Mary Arata, Emily Royalty, Ed Niser and I (Kate King) attended a convention last week hosted by the New England Society of Newspaper Editors. One of the agenda items was ethics and how the Internet impacts journalistic standards.

At issue was the nature of the Internet and the fact that once there, a photo or story is there forever.

We were asked what we would do in the following case: A Connecticut newspaper received a video showing a hunting party. The hunters on the video said that the previous day two deer had been shot but only one was found due to darkness. The group had returned to the area the next day and located the injured deer in a stream. It was this second day that was videotaped.

What followed on this video was distressing. Having been shot in the hip, the deer couldn't get out of the water.

The deer was shot again but still lived. He was stabbed and still lived. He appeared to drown when his head fell beneath the surface, and still lived. And so on.

The hunter was charged with animal cruelty, a misdemeanor. He is expected to plea down to a lesser charge.

The question was: Should we put the video on our websites knowing it would offend many who watched it and it would be there for a long time.

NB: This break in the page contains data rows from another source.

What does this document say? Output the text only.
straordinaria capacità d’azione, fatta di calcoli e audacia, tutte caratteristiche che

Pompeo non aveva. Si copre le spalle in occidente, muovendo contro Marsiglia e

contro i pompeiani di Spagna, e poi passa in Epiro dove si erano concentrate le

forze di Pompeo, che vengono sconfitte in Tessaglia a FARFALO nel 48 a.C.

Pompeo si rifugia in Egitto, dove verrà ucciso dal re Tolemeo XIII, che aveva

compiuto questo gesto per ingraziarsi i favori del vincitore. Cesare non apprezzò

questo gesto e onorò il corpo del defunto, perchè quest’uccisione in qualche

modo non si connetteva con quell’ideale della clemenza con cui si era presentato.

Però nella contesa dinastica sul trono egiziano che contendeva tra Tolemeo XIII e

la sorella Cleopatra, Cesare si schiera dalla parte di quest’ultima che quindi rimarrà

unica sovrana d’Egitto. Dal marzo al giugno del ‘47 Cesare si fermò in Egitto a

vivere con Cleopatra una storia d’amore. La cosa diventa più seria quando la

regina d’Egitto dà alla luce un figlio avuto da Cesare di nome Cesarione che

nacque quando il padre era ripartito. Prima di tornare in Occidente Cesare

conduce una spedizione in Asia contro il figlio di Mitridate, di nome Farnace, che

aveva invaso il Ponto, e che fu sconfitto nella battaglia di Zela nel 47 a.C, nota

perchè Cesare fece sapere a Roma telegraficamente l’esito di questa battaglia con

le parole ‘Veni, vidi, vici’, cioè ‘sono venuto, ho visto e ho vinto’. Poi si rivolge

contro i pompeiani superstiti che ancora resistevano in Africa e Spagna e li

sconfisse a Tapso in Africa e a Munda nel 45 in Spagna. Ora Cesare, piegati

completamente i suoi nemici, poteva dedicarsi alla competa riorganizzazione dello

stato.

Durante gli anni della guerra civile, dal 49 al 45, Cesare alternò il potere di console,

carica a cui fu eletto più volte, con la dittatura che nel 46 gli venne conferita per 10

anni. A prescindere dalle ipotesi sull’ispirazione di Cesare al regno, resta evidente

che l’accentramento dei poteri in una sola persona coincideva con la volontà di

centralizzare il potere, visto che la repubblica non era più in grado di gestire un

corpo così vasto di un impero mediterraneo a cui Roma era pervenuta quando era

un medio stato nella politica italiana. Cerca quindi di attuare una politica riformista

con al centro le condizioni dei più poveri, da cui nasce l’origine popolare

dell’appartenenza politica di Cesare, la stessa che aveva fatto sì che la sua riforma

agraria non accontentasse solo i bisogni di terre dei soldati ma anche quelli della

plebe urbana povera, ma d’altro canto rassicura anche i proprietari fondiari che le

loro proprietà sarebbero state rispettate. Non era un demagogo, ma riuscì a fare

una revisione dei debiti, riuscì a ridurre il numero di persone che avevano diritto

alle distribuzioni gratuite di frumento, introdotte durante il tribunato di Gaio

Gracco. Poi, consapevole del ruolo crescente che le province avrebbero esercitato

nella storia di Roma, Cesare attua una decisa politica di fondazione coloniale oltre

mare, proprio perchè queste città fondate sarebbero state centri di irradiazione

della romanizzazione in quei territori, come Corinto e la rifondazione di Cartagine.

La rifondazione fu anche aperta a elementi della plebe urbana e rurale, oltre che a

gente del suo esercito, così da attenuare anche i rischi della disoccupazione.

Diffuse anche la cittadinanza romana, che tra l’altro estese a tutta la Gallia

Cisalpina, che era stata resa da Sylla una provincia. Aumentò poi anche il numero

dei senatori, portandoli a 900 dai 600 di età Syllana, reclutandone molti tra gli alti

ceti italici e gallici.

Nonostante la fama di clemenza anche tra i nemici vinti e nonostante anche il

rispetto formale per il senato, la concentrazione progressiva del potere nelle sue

The video is already on the Internet since those who filmed it circulated it among their friends. It was these friends who were so incensed by the video, they sent it to a newspaper.


What would you do? Put the video on our website with a disclaimer warning of its disturbing nature? While we want to be sensitive to those who would be upset by the film, do we want to go so far as censorship? Do people have a right to make up their own minds about what they see?